The medium level 1020 is shown above the low level 1010 on the risk factor hierarchy. Temperature information alerts fall into the medium level 1020. Temperature information alerts have a higher risk factor than pressure information alerts and step count information alerts, as temperature information alerts indicate that inflammation and tissue damage may be present on the foot, and ulceration is progressed to a further stage than if only a pressure information alert or a step count information alert is generated. Therefore, a temperature information alert would be considered indicative of a higher ulceration risk for the user, and a higher risk factor would be generated for the temperature information alert than the pressure information alert.

The medium-high level 1030 is shown above the medium level 1020 on the hierarchy.

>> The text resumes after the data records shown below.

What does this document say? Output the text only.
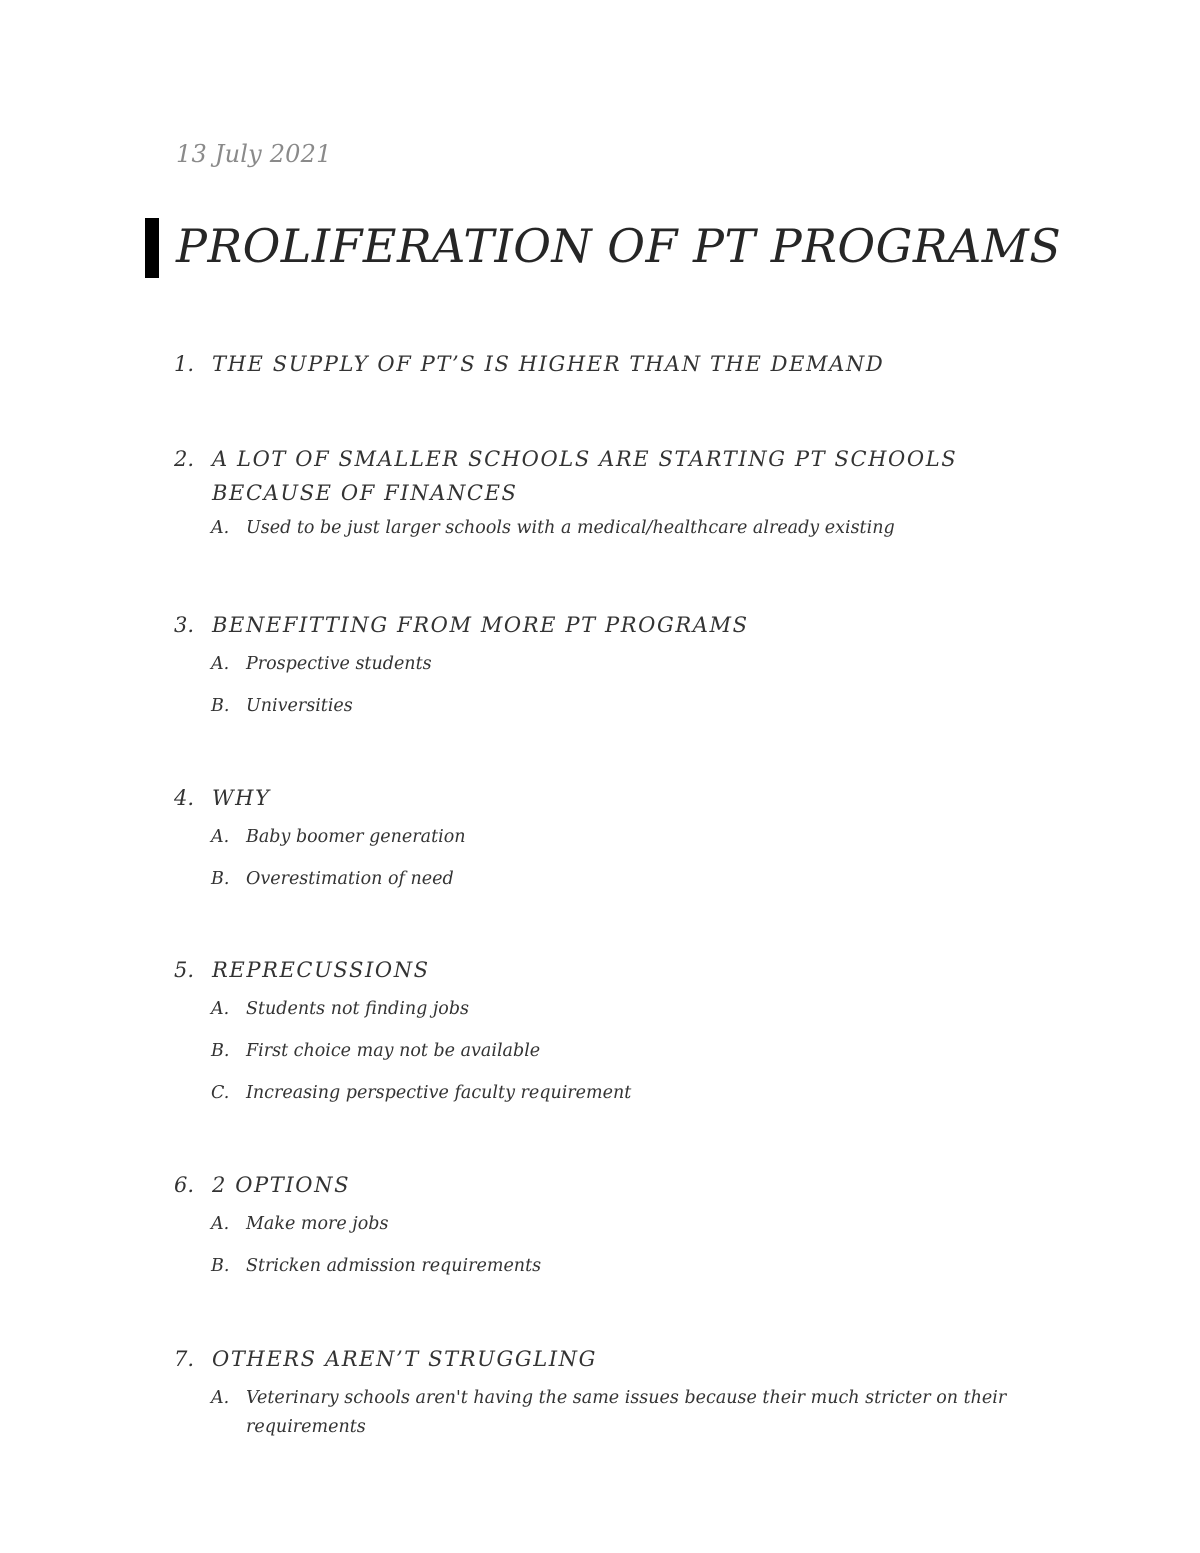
13 July 2021
PROLIFERATION OF PT PROGRAMS
1. THE SUPPLY OF PT’S IS HIGHER THAN THE DEMAND
2. A LOT OF SMALLER SCHOOLS ARE STARTING PT SCHOOLS BECAUSE OF FINANCES
A. Used to be just larger schools with a medical/healthcare already existing
3. BENEFITTING FROM MORE PT PROGRAMS
A. Prospective students
B. Universities
4. WHY
A. Baby boomer generation
B. Overestimation of need
5. REPRECUSSIONS
A. Students not finding jobs
B. First choice may not be available
C. Increasing perspective faculty requirement
6. 2 OPTIONS
A. Make more jobs
B. Stricken admission requirements
7. OTHERS AREN’T STRUGGLING
A. Veterinary schools aren't having the same issues because their much stricter on their requirements
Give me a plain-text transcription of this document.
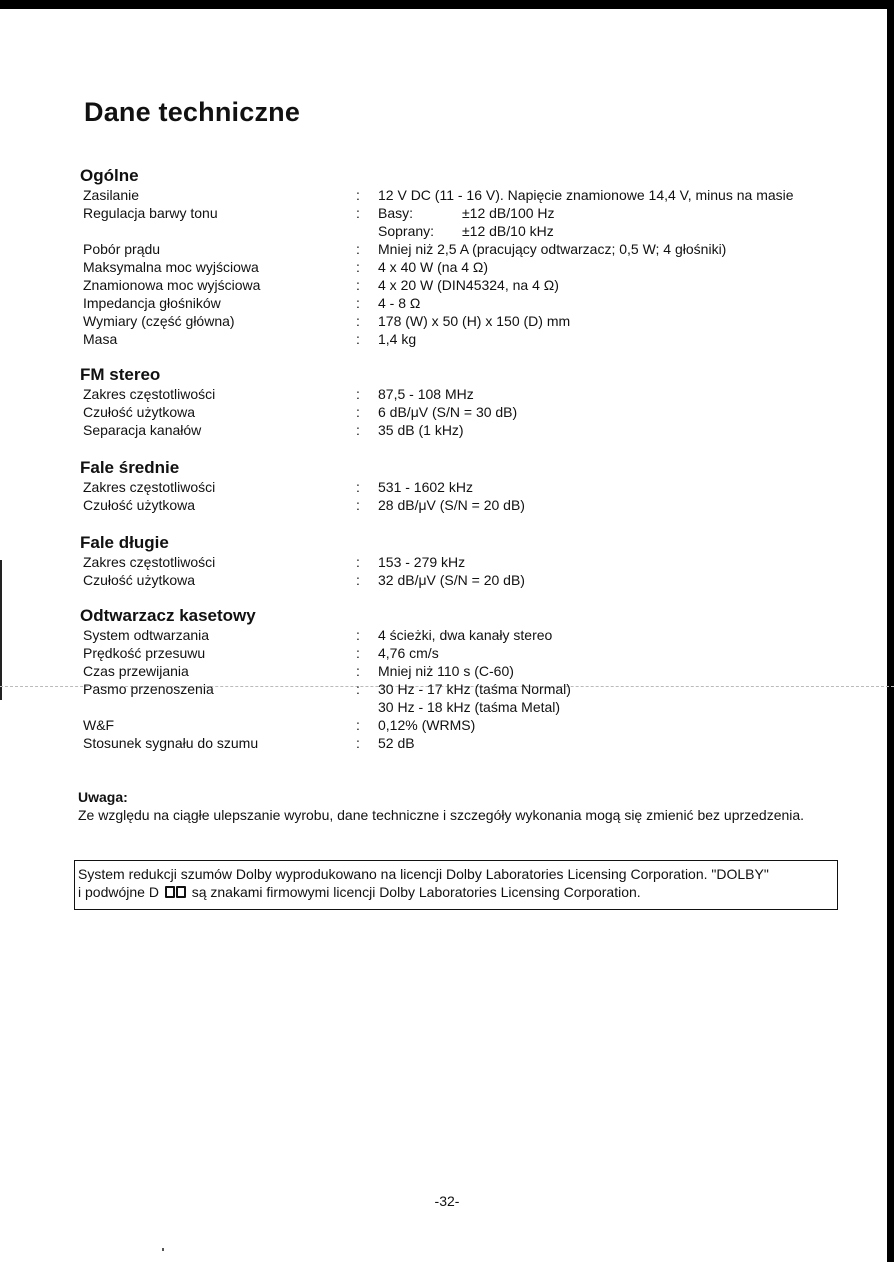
Dane techniczne
Ogólne
Zasilanie	: 12 V DC (11 - 16 V). Napięcie znamionowe 14,4 V, minus na masie
Regulacja barwy tonu	: Basy:	±12 dB/100 Hz
Soprany: ±12 dB/10 kHz
Pobór prądu	: Mniej niż 2,5 A (pracujący odtwarzacz; 0,5 W; 4 głośniki)
Maksymalna moc wyjściowa	: 4 x 40 W (na 4 Ω)
Znamionowa moc wyjściowa	: 4 x 20 W (DIN45324, na 4 Ω)
Impedancja głośników	: 4 - 8 Ω
Wymiary (część główna)	: 178 (W) x 50 (H) x 150 (D) mm
Masa	: 1,4 kg
FM stereo
Zakres częstotliwości	: 87,5 - 108 MHz
Czułość użytkowa	: 6 dB/μV (S/N = 30 dB)
Separacja kanałów	: 35 dB (1 kHz)
Fale średnie
Zakres częstotliwości	: 531 - 1602 kHz
Czułość użytkowa	: 28 dB/μV (S/N = 20 dB)
Fale długie
Zakres częstotliwości	: 153 - 279 kHz
Czułość użytkowa	: 32 dB/μV (S/N = 20 dB)
Odtwarzacz kasetowy
System odtwarzania	: 4 ścieżki, dwa kanały stereo
Prędkość przesuwu	: 4,76 cm/s
Czas przewijania	: Mniej niż 110 s (C-60)
Pasmo przenoszenia	: 30 Hz - 17 kHz (taśma Normal)
30 Hz - 18 kHz (taśma Metal)
W&F	: 0,12% (WRMS)
Stosunek sygnału do szumu	: 52 dB

Uwaga:

Ze względu na ciągłe ulepszanie wyrobu, dane techniczne i szczegóły wykonania mogą się zmienić bez uprzedzenia.

System redukcji szumów Dolby wyprodukowano na licencji Dolby Laboratories Licensing Corporation. "DOLBY"
i podwójne D są znakami firmowymi licencji Dolby Laboratories Licensing Corporation.
-32-
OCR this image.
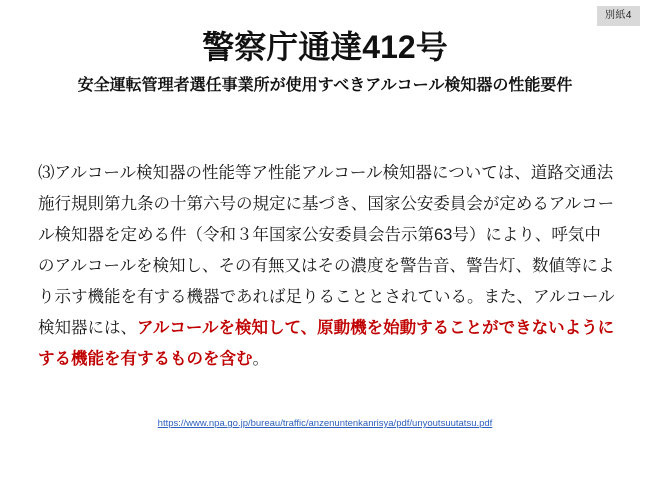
別紙4
警察庁通達412号
安全運転管理者選任事業所が使用すべきアルコール検知器の性能要件
⑶アルコール検知器の性能等ア性能アルコール検知器については、道路交通法施行規則第九条の十第六号の規定に基づき、国家公安委員会が定めるアルコール検知器を定める件（令和３年国家公安委員会告示第63号）により、呼気中のアルコールを検知し、その有無又はその濃度を警告音、警告灯、数値等により示す機能を有する機器であれば足りることとされている。また、アルコール検知器には、アルコールを検知して、原動機を始動することができないようにする機能を有するものを含む。
https://www.npa.go.jp/bureau/traffic/anzenuntenkanrisya/pdf/unyoutsuutatsu.pdf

Falling within the medium-high level 1030 are adherence information alerts. Adherence information alerts are higher on the risk factor hierarchy than pressure and temperature information alerts, because if a user fails to wear the insoles for the required usage time, it will not be possible for the system to determine the condition of the user's feet and the progression of ulcers on the user's feet. If the condition of the user's feet is unknown, progression of ulcers is unpreventable. In particular, if the user does not wear the device, pressure information alerts and temperature information alerts cannot be generated, to instruct the user to offload pressures on their feet. Therefore, an unknown condition poses a higher risk than a known condition, where actionable steps can be taken to reduce ulceration risk.

Lastly, the high level 1040 is shown at the top of the hierarchy. Combination information alert falls into the high level 1040. As previously mentioned, combination information alerts are generated when more than one threshold requirement is not met (i.e. when two or more information alert types would have otherwise been generated). Combination information alerts are highest on the hierarchy because a combination of potential issues may indicate further progression of ulceration than just a single alert type, and may indicate progressing ulceration at multiple plantar locations.

The risk factor hierarchy additionally conveys the relative number of information alerts that are expected to be generated for each information alert type. Pressure information alerts are expected to be generated the most, since these are associated with the lowest level of risk and are associated with pre-ulceration. Combination information alerts are expected to be generated the least, since they cover the highest risk and indicate the furthest progression of ulceration compared to the other levels.

FIG. 10 shows one example of risk factor hierarchy for the input device 100. Other risk factor hierarchies may be used. For example, in a different example, the combination information alerts fall into the medium-high level, and the adherence information alerts fall into the high level. Other risk factor hierarchies can also be developed for different input devices, which collect different types of sensor readings and produce different information alert types.

While the above description provides examples of one or more methods, systems, or devices, it will be appreciated that other methods, systems, or devices may be within the scope of the accompanying claims.

To the extent any amendments, characterizations, or other assertions previously made (in this or in any related patent applications or patents, including any parent, sibling, or child) with respect to any art, prior or otherwise, could be construed as a disclaimer of any subject matter supported by the present disclosure of this application, Applicant hereby rescinds and retracts such disclaimer. Applicant also respectfully submits that any prior art previously considered in any related patent applications or patents, including any parent, sibling, or child, may need to be re-visited.